Segments of distal ileum (4–6 cm long) were flashed with PBS, filled with fixative solution (neutral buffered formalin solution, 10%) and immersed in the same fixative solution [5]. After 1 h, tissues were washed in PBS (3 × 10 min) and stored at 4 °C in PBS. Under a dissecting microscope, a small incision was made with tweezers on a segment of the ileum (approximately 1 cm long) and the longitudinal muscle layer with the adherent myenteric plexus (LMMP) was peeled off. The tissue sheet was gently stretched and pinned down on wax support, washed twice with PBS, incubated in permeabilization buffer (0.5% Triton-X100 in PBS), and then stained at room temperature for 16 h with the proper primary antibody (Table 2). Samples were extensively washed and probed with the appropriate fluorescent-labelled secondary antibodies (Table 2). Tissues were mounted with Prolong Antifade kit (Life Technologies), and samples were imaged using a Leica TCSNT/SP2 confocal microscope. All microscope settings were set to collect images below saturation and were kept constant for all images.

4.7. Immunoblot Analysis

At the time of sacrifice, the small intestine was removed, washed in ice-cold PBS, cut into 1 cm long pieces, and placed over a sterile glass rod. The LMMP was quickly peeled off under a dissecting microscope (Leica). LMMPs were homogenized in RIPA buffer (150 mM NaCl, 50 mM Tris-HCl, 0.25% sodium deoxycholate, 0.1% Nonidet P-40, 100 μM NaVO₄, 1 mM NaF) containing protease inhibitors (0.5 mM EDTA, 0.1 mM PMSF, 1 μM leupeptin, 150 nM aprotinin). After 30 min at 4 °C, particulate material was removed through centrifugation (15,000× g for 30 min at 4 °C) and protein concentration in the supernatants was determined using the bicinchoninic acid method (Pierce). Proteins were fractionated through an SDS-PAGE gel, immobilized onto a nitrocellulose membrane, and subsequently subjected to immunoblot analysis. The membranes were blocked for 1 h with 5% non-fat dry milk in PBS with 0.05% Tween 20. Membranes were probed with appropriate primary antibodies (Table 2). Immuno-complexes were detected using horseradish peroxidase (HRP)-conjugated secondary antibodies (Table 2) and an enhanced chemiluminescent system (Millipore). Images were captured using Hyper Film MP (GE Healthcare). The membranes were probed with an anti-mouse β-actin antibody (Merck) to ensure equal loading of the samples. Densitometry analysis of the band intensity was performed using the ImageJ software (US National Institutes of Health; Madison, Wisconsin).

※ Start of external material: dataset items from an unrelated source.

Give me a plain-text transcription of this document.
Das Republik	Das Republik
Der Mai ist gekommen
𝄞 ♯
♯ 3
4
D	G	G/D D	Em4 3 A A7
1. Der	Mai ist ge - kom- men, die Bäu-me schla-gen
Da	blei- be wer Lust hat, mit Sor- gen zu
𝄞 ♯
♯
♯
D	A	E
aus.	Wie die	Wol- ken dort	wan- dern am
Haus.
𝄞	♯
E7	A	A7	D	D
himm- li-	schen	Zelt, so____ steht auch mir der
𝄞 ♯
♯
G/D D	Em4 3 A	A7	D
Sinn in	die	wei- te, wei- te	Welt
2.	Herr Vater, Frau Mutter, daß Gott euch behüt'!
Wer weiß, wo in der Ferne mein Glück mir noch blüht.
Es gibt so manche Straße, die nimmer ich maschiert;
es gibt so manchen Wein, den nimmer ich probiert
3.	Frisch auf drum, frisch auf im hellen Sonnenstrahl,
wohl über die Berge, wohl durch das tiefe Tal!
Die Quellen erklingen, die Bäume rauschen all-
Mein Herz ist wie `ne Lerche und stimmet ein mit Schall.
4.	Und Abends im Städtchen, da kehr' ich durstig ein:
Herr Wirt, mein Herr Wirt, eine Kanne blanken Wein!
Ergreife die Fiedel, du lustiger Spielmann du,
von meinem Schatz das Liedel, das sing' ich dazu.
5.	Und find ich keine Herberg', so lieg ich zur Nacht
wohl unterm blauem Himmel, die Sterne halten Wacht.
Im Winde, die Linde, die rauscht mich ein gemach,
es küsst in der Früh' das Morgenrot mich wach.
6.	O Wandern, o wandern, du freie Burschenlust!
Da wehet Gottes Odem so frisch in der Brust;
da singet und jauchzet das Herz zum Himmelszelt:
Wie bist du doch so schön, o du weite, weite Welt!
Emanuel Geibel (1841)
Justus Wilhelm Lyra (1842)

4.8. Inflammatory Cytokine Profile

LMMPs were homogenized in phosphate-buffered saline (PBS) (1:10 wt/vol) supplemented with protease inhibitors (1 mmol/L phenylmethylsulfonyl fluoride, 10 μg/mL aprotinin, and 10 μg/mL leupeptin). The samples were centrifuged (10,000× g for 10 min at 4 °C), and interleukin (IL)-1β, interferon (IFN)-γ, and tumour necrosis factor (TNF)-α were quantified using an enzyme-linked immunosorbent assay (Biosource, Milan, Italy). Data were normalized by total protein content measured using the bicinchoninic acid method.

4.9. RNA Isolation and Quantitative RT-PCR

Total RNA was extracted from LMMP samples using the EZNA lysis buffer (Total RNA Kit I, Omega Bio-tek, Italy). Contaminating DNA was removed through DNase I treatment (Omega Bio-tek). Gene expression was assessed using the iTaq Universal SYBR Green One-Step Kit (Bio-Rad Laboratories; Segrate, Italy). The expression of the targeted mRNA was normalized to 18S ribosomal RNA (Rn18S) and plotted as mean fold expression. Oligonucleotides and annealing temperatures used for qRT-PCR are listed in Table 1.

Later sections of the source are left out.